After they married, the couple attended Monday night learning sessions at Aish’s headquarters on the Upper West Side, where dozens of people learn in pairs in a single room. When their son turned 8 months old and became too rowdy, they thought they would have to stop going. But then they found out about the executive learning program and the “house calls.”
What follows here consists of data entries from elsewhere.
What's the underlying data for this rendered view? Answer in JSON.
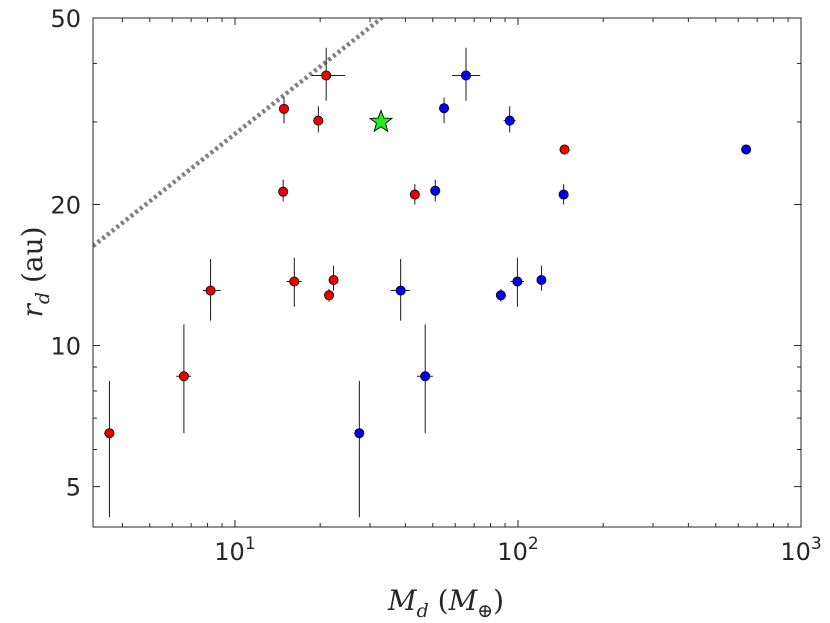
{
  "chart_data": {
    "type": "scatter",
    "title": "",
    "xlabel": "M_d (M_⊕)",
    "ylabel": "r_d (au)",
    "x_scale": "log",
    "y_scale": "log",
    "xlim": [
      3.15,
      1000
    ],
    "ylim": [
      4.1,
      50
    ],
    "x_ticks": [
      {
        "value": 10,
        "label": "10",
        "exp": "1"
      },
      {
        "value": 100,
        "label": "10",
        "exp": "2"
      },
      {
        "value": 1000,
        "label": "10",
        "exp": "3"
      }
    ],
    "y_ticks": [
      {
        "value": 5,
        "label": "5"
      },
      {
        "value": 10,
        "label": "10"
      },
      {
        "value": 20,
        "label": "20"
      },
      {
        "value": 50,
        "label": "50"
      }
    ],
    "colors": {
      "red": "#ee0000",
      "blue": "#0000ee",
      "star": "#22ee22",
      "reference_line": "#808080",
      "errorbar": "#000000"
    },
    "series": [
      {
        "name": "red",
        "color": "#ee0000",
        "points": [
          {
            "x": 3.6,
            "y": 6.5,
            "y_err": [
              4.3,
              8.4
            ],
            "x_err": [
              3.45,
              3.75
            ]
          },
          {
            "x": 6.6,
            "y": 8.6,
            "y_err": [
              6.5,
              11.1
            ],
            "x_err": [
              6.2,
              7.0
            ]
          },
          {
            "x": 8.2,
            "y": 13.1,
            "y_err": [
              11.3,
              15.3
            ],
            "x_err": [
              7.7,
              8.9
            ]
          },
          {
            "x": 14.8,
            "y": 21.3,
            "y_err": [
              20.3,
              22.6
            ],
            "x_err": [
              14.4,
              15.2
            ]
          },
          {
            "x": 14.9,
            "y": 32.0,
            "y_err": [
              29.8,
              33.8
            ],
            "x_err": [
              14.4,
              15.4
            ]
          },
          {
            "x": 16.2,
            "y": 13.7,
            "y_err": [
              12.1,
              15.4
            ],
            "x_err": [
              15.2,
              17.2
            ]
          },
          {
            "x": 19.7,
            "y": 30.2,
            "y_err": [
              28.5,
              32.4
            ],
            "x_err": [
              18.9,
              20.5
            ]
          },
          {
            "x": 21.0,
            "y": 37.7,
            "y_err": [
              33.3,
              43.2
            ],
            "x_err": [
              18.7,
              24.5
            ]
          },
          {
            "x": 21.5,
            "y": 12.8,
            "y_err": [
              12.4,
              13.2
            ],
            "x_err": [
              21.1,
              21.9
            ]
          },
          {
            "x": 22.3,
            "y": 13.8,
            "y_err": [
              13.1,
              14.8
            ],
            "x_err": [
              21.9,
              22.7
            ]
          },
          {
            "x": 43.2,
            "y": 21.0,
            "y_err": [
              20.0,
              22.1
            ],
            "x_err": [
              41.8,
              44.6
            ]
          },
          {
            "x": 146.0,
            "y": 26.2,
            "y_err": [
              25.8,
              26.6
            ],
            "x_err": [
              144.0,
              148.0
            ]
          }
        ]
      },
      {
        "name": "blue",
        "color": "#0000ee",
        "points": [
          {
            "x": 27.5,
            "y": 6.5,
            "y_err": [
              4.3,
              8.4
            ],
            "x_err": [
              26.5,
              28.5
            ]
          },
          {
            "x": 38.5,
            "y": 13.1,
            "y_err": [
              11.3,
              15.3
            ],
            "x_err": [
              35.5,
              41.5
            ]
          },
          {
            "x": 47.0,
            "y": 8.6,
            "y_err": [
              6.5,
              11.1
            ],
            "x_err": [
              44.0,
              50.0
            ]
          },
          {
            "x": 51.0,
            "y": 21.4,
            "y_err": [
              20.3,
              22.6
            ],
            "x_err": [
              49.5,
              52.5
            ]
          },
          {
            "x": 54.8,
            "y": 32.1,
            "y_err": [
              29.8,
              33.8
            ],
            "x_err": [
              52.5,
              57.1
            ]
          },
          {
            "x": 65.5,
            "y": 37.7,
            "y_err": [
              33.3,
              43.2
            ],
            "x_err": [
              58.5,
              73.5
            ]
          },
          {
            "x": 87.0,
            "y": 12.8,
            "y_err": [
              12.4,
              13.2
            ],
            "x_err": [
              85.5,
              88.5
            ]
          },
          {
            "x": 93.5,
            "y": 30.2,
            "y_err": [
              28.5,
              32.4
            ],
            "x_err": [
              89.0,
              98.0
            ]
          },
          {
            "x": 99.5,
            "y": 13.7,
            "y_err": [
              12.1,
              15.4
            ],
            "x_err": [
              94.0,
              105.0
            ]
          },
          {
            "x": 121.0,
            "y": 13.8,
            "y_err": [
              13.1,
              14.8
            ],
            "x_err": [
              119.0,
              123.0
            ]
          },
          {
            "x": 145.0,
            "y": 21.0,
            "y_err": [
              20.0,
              22.1
            ],
            "x_err": [
              142.0,
              148.0
            ]
          },
          {
            "x": 640.0,
            "y": 26.2,
            "y_err": [
              25.8,
              26.6
            ],
            "x_err": [
              630.0,
              650.0
            ]
          }
        ]
      }
    ],
    "star": {
      "x": 32.8,
      "y": 30.0,
      "color": "#22ee22"
    },
    "reference_line": {
      "style": "dotted",
      "color": "#808080",
      "points": [
        [
          3.15,
          16.3
        ],
        [
          33.0,
          50.0
        ]
      ]
    }
  }
}
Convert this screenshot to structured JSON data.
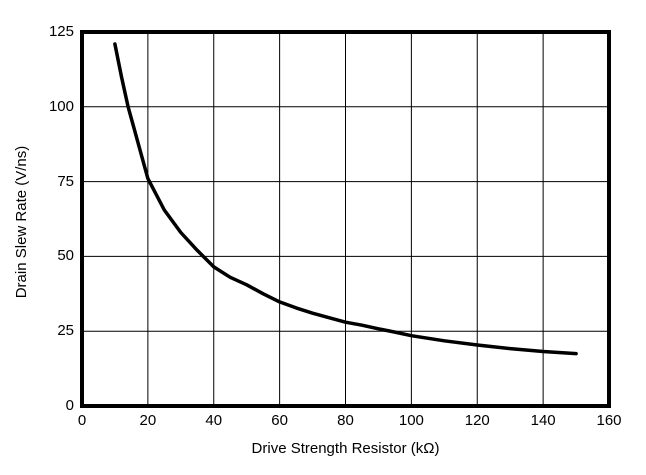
{
  "page": {
    "background_color": "#ffffff"
  },
  "chart_data": {
    "type": "line",
    "title": "",
    "xlabel": "Drive Strength Resistor (kΩ)",
    "ylabel": "Drain Slew Rate (V/ns)",
    "xlim": [
      0,
      160
    ],
    "ylim": [
      0,
      125
    ],
    "x_ticks": [
      0,
      20,
      40,
      60,
      80,
      100,
      120,
      140,
      160
    ],
    "y_ticks": [
      0,
      25,
      50,
      75,
      100,
      125
    ],
    "grid": true,
    "legend_position": "none",
    "frame_color": "#000000",
    "grid_color": "#000000",
    "tick_label_color": "#000000",
    "series": [
      {
        "name": "drain-slew-rate-vs-drive-strength-resistor",
        "color": "#000000",
        "line_width": 3.5,
        "points": [
          [
            10,
            121
          ],
          [
            12,
            110
          ],
          [
            14,
            100
          ],
          [
            16,
            92
          ],
          [
            18,
            84
          ],
          [
            20,
            76
          ],
          [
            25,
            65.5
          ],
          [
            30,
            58
          ],
          [
            35,
            52
          ],
          [
            40,
            46.5
          ],
          [
            45,
            43
          ],
          [
            50,
            40.5
          ],
          [
            55,
            37.5
          ],
          [
            60,
            34.8
          ],
          [
            65,
            32.8
          ],
          [
            70,
            31
          ],
          [
            75,
            29.5
          ],
          [
            80,
            28
          ],
          [
            85,
            27
          ],
          [
            90,
            25.8
          ],
          [
            95,
            24.7
          ],
          [
            100,
            23.5
          ],
          [
            110,
            21.8
          ],
          [
            120,
            20.4
          ],
          [
            130,
            19.2
          ],
          [
            140,
            18.2
          ],
          [
            150,
            17.5
          ]
        ]
      }
    ]
  }
}
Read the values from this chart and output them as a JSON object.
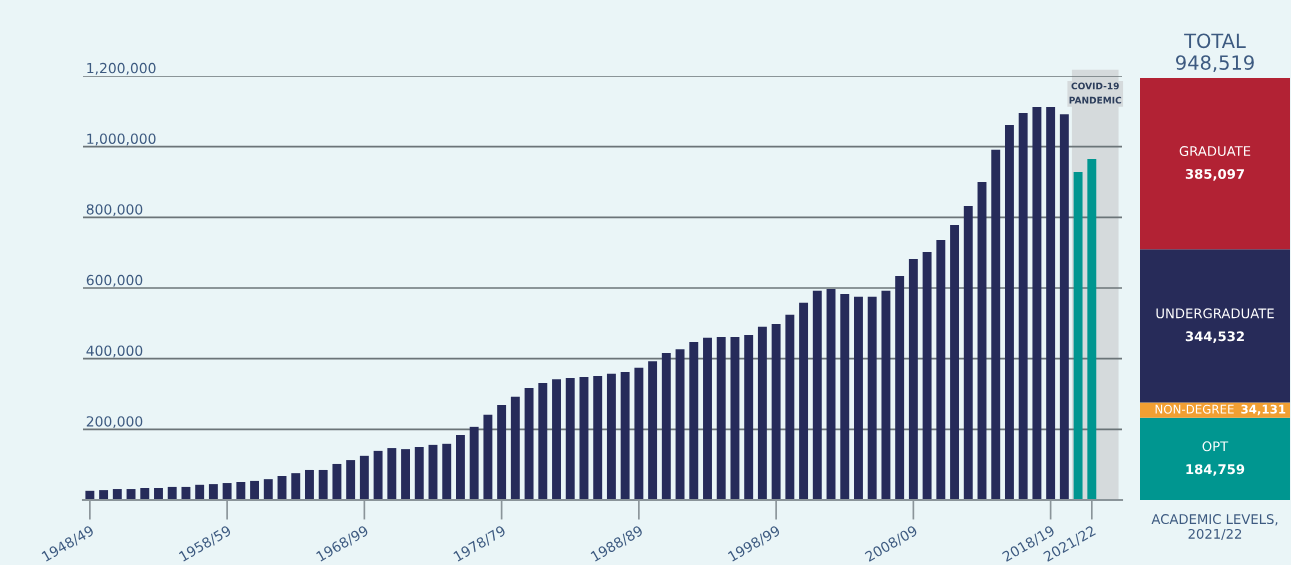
{
  "chart_data": [
    {
      "type": "bar",
      "categories": [
        "1948/49",
        null,
        null,
        null,
        null,
        null,
        null,
        null,
        null,
        null,
        "1958/59",
        null,
        null,
        null,
        null,
        null,
        null,
        null,
        null,
        null,
        "1968/99",
        null,
        null,
        null,
        null,
        null,
        null,
        null,
        null,
        null,
        "1978/79",
        null,
        null,
        null,
        null,
        null,
        null,
        null,
        null,
        null,
        "1988/89",
        null,
        null,
        null,
        null,
        null,
        null,
        null,
        null,
        null,
        "1998/99",
        null,
        null,
        null,
        null,
        null,
        null,
        null,
        null,
        null,
        "2008/09",
        null,
        null,
        null,
        null,
        null,
        null,
        null,
        null,
        null,
        "2018/19",
        null,
        null,
        "2021/22"
      ],
      "series": [
        {
          "color": "#262b5a",
          "values": [
            26000,
            28000,
            31000,
            31000,
            34000,
            34000,
            37000,
            37000,
            43000,
            45000,
            48000,
            51000,
            54000,
            59000,
            68000,
            76000,
            85000,
            85000,
            102000,
            113000,
            125000,
            139000,
            147000,
            144000,
            150000,
            156000,
            159000,
            184000,
            207000,
            241000,
            269000,
            292000,
            317000,
            331000,
            342000,
            345000,
            348000,
            351000,
            357000,
            362000,
            374000,
            393000,
            416000,
            427000,
            447000,
            459000,
            461000,
            461000,
            467000,
            490000,
            498000,
            524000,
            558000,
            592000,
            597000,
            583000,
            575000,
            575000,
            592000,
            634000,
            682000,
            702000,
            736000,
            778000,
            832000,
            900000,
            991000,
            1061000,
            1095000,
            1112000,
            1112000,
            1092000,
            null,
            null
          ]
        },
        {
          "color": "#009690",
          "values": [
            null,
            null,
            null,
            null,
            null,
            null,
            null,
            null,
            null,
            null,
            null,
            null,
            null,
            null,
            null,
            null,
            null,
            null,
            null,
            null,
            null,
            null,
            null,
            null,
            null,
            null,
            null,
            null,
            null,
            null,
            null,
            null,
            null,
            null,
            null,
            null,
            null,
            null,
            null,
            null,
            null,
            null,
            null,
            null,
            null,
            null,
            null,
            null,
            null,
            null,
            null,
            null,
            null,
            null,
            null,
            null,
            null,
            null,
            null,
            null,
            null,
            null,
            null,
            null,
            null,
            null,
            null,
            null,
            null,
            null,
            null,
            null,
            928000,
            965000
          ]
        }
      ],
      "ylim": [
        0,
        1200000
      ],
      "yticks": [
        {
          "value": 200000,
          "label": "200,000"
        },
        {
          "value": 400000,
          "label": "400,000"
        },
        {
          "value": 600000,
          "label": "600,000"
        },
        {
          "value": 800000,
          "label": "800,000"
        },
        {
          "value": 1000000,
          "label": "1,000,000"
        },
        {
          "value": 1200000,
          "label": "1,200,000"
        }
      ],
      "grid": "y",
      "annotations": [
        "COVID-19\nPANDEMIC"
      ]
    },
    {
      "type": "bar",
      "stacked": true,
      "title": "TOTAL\n948,519",
      "xlabel": "ACADEMIC LEVELS,\n2021/22",
      "categories": [
        null
      ],
      "series": [
        {
          "name": "OPT",
          "color": "#009690",
          "values": [
            184759
          ],
          "value_labels": [
            "184,759"
          ]
        },
        {
          "name": "NON-DEGREE",
          "color": "#f29f32",
          "values": [
            34131
          ],
          "value_labels": [
            "34,131"
          ]
        },
        {
          "name": "UNDERGRADUATE",
          "color": "#272b59",
          "values": [
            344532
          ],
          "value_labels": [
            "344,532"
          ]
        },
        {
          "name": "GRADUATE",
          "color": "#b22234",
          "values": [
            385097
          ],
          "value_labels": [
            "385,097"
          ]
        }
      ],
      "ylim": [
        0,
        948519
      ]
    }
  ]
}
“It’s a real privilege having a rabbi come to your home,” says Moelis. “You get caught up in the day-to-day stuff; this elevates the conversation.”
Besides, she says, it’s more interesting than watching TV for an hour.
Lawrence Benenson, an executive vice president at Benenson Capital, says that bimonthly learning sessions with Aish’s Rabbi Chaim Sampson are a lot like group therapy. Sampson serves not only as a spiritual adviser but also a sounding board who shares his thoughts on how best to resolve business issues and deal with relationships.
“Life isn’t any less complicated than driving a car or performing open-heart surgery,” Sampson says. “Everybody needs a teacher. Yet often, we lunge into life saying ‘I’ll give it a spin,’ without taking any driving lessons.”
During a Wednesday afternoon session, Sampson discusses the weekly Torah portion, and explains the concept behind the tabernacle. “Inspiration fades; this was the Almighty’s way of helping the Jewish people maintain that inspiration,” he says.
Then he turns to Benenson and his friend, Scott Perrin, who usually joins the learning session, and poses a question: “We get a lot of insights in life, but we live in a society focused on the physical as an end unto itself. So how do we grow, how do we retain those insights?”
The room grows still. Then Benenson speaks up. “We get a rabbi from Aish HaTorah to come in every couple of weeks.”